I came across the article below and was pleasantly surprised by the contents. As you can see, Citizens has reworded and toned down their “opt out” letters to consumers. “Opt out” letters are sent to current Citizens policyholders and strongly encourage those policyholders to go to another (private) carrier. Unfortunately, these letters are confusing and contain such threatening language that consumers are left wondering about the best course of action. I applaud Citizens for trying to improve this aspect of their operations.

The article by Jeremy Wallace appeared in the Tampa Bay Times on September 29, 2015:

Citizens Property Insurance aims to be more consumer-friendly in shedding policies

TALLAHASSEE — Citizens Property Insurance, already at a near-record low after shedding about 1 million policies in four years, aims to shrink even more.

But this time the state-run insurer of last resort is taking a more consumer-friendly approach.

After enduring a severe backlash for how policies were transferred to private carriers, Citizens’ board this morning will consider ways to keep policyholders in mind as it discusses getting rid of another 130,000 policies by the end of 2016.

Gone already are scare letters warning of dramatic assessments if they remain in Citizens, even if not completely accurate. Also critical correspondence looking like junk mail has been changed, and prospective premium hikes from new insurers are being disclosed in advance for the first time. The burden is still on consumers to "opt out" of being sent to another insurance company.

"The opt-out letters were not as clear as they should have been," said Gary Aubuchon, a former state legislator and current Citizens board member. "We are listening to what the consumers are saying."

A key reform begins in October, when letters urging home¬owners to switch to private insurers will include cost premium estimates for both the private provider who is seeking to take on the policy and Citizens, information not included in past letters.

Also, opt-out letters have been reworded to tone down a threat to customers who chose to remain in Citizens. Those letters warned of a 45 percent surcharge that could be needed to cover hurricane claims. But that language is a relic of a time when Citizens wasn’t sitting on nearly an $8 billion surplus, reducing the likelihood of needing such a surcharge. Citizens has continued to build its surplus while enjoying a nine-year-plus string of no major hurricanes striking Florida.

Florida’s elected Chief Financial Officer Jeff Atwater, who oversees the state’s insurance consumer advocate, said Tuesday those letters were essentially "scare tactics" that didn’t treat customers well.

Even how consumers receive letters urging them to switch to a private carrier has changed since earlier this year.

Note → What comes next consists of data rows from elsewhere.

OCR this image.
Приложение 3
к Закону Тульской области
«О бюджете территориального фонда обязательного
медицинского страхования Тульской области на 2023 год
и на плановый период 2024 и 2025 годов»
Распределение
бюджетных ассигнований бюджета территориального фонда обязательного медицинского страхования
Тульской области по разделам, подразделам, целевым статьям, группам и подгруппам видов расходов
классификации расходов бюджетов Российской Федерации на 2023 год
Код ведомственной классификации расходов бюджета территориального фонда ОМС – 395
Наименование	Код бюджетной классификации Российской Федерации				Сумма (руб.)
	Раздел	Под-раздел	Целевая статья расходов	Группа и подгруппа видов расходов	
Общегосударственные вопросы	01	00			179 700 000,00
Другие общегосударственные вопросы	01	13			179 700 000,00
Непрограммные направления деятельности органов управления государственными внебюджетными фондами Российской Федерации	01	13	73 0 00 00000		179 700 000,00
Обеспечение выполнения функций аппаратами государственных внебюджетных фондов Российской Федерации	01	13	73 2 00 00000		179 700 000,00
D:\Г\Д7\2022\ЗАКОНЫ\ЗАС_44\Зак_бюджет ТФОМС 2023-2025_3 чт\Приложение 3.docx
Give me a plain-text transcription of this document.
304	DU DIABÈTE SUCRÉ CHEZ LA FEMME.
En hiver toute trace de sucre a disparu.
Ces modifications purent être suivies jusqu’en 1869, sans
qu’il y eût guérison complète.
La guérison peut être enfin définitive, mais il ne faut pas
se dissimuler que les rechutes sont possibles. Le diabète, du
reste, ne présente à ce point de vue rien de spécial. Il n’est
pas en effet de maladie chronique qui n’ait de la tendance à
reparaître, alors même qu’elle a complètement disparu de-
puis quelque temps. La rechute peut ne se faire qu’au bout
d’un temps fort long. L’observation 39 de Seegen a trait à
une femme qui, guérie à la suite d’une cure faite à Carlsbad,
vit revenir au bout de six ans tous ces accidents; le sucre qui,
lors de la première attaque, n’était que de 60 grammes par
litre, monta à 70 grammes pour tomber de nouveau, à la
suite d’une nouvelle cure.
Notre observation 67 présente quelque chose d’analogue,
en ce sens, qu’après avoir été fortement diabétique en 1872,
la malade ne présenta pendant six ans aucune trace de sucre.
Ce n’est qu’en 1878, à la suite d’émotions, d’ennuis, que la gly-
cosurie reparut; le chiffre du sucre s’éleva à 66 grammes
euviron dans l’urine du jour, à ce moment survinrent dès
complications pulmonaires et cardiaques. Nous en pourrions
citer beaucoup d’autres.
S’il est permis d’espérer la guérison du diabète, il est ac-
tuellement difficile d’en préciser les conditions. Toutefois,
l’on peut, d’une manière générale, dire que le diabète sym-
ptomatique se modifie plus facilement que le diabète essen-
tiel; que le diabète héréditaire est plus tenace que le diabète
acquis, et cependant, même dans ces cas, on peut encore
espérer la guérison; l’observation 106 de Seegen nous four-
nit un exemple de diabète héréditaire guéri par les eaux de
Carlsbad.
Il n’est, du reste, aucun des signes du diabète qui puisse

In the past, letters were sent directly from private insurers informing residents they were being switched unless they exercised their opt-out rights. But many homeowners never saw the letters, mistaking them for junk mail. Now, Citizens is sending a letter from CEO Barry Gilway first to put property owners on alert that an official opt out letter is coming and naming the carrier.

Atwater said it’s good to see the reforms taking hold and seeing Citizens treat people more like customers.

"Our job is not just escorting them to the door," he said.

Atwater is also well aware of recurring concern from home¬owners about the stability of many of the relatively new Florida-based companies that have cropped up to write insurance policies. He said the state needs to show consumers how these companies — far from the national household names — were tested to assure they have the staff and financial backing to handle claims when a storm hits.

Created in 2002 in a merger of the state’s wind pool and former state-run property insurer known as the JUA, Citizens exploded in size as major insurers such as State Farm cut back covering what’s viewed as the country’s most hurricane-susceptible state. Citizens was saddled with 1.5 million policies as recently as 2012, making it the state’s largest insurer. As of Tuesday, Citizens is down to 586,000 policies.

Citizens is under political pressure to shrink because the more policies it carries, the greater the potential financial hit on everyone who has insurance. Under state law, Citizens can bill even non-Citizen policy holders if it runs out of cash to pay damage claims after a major storm.

Aubuchon said the declining numbers show how much healthier the state’s private insurance market is. He said thanks in part to having no major hurricanes since 2005 and dropping the size of Citizens, the state has seen a rebound and can turn Citizens back into what it is supposed to be.

"Over the last couple of years, we see it returning to being a insurer of last resort," he said.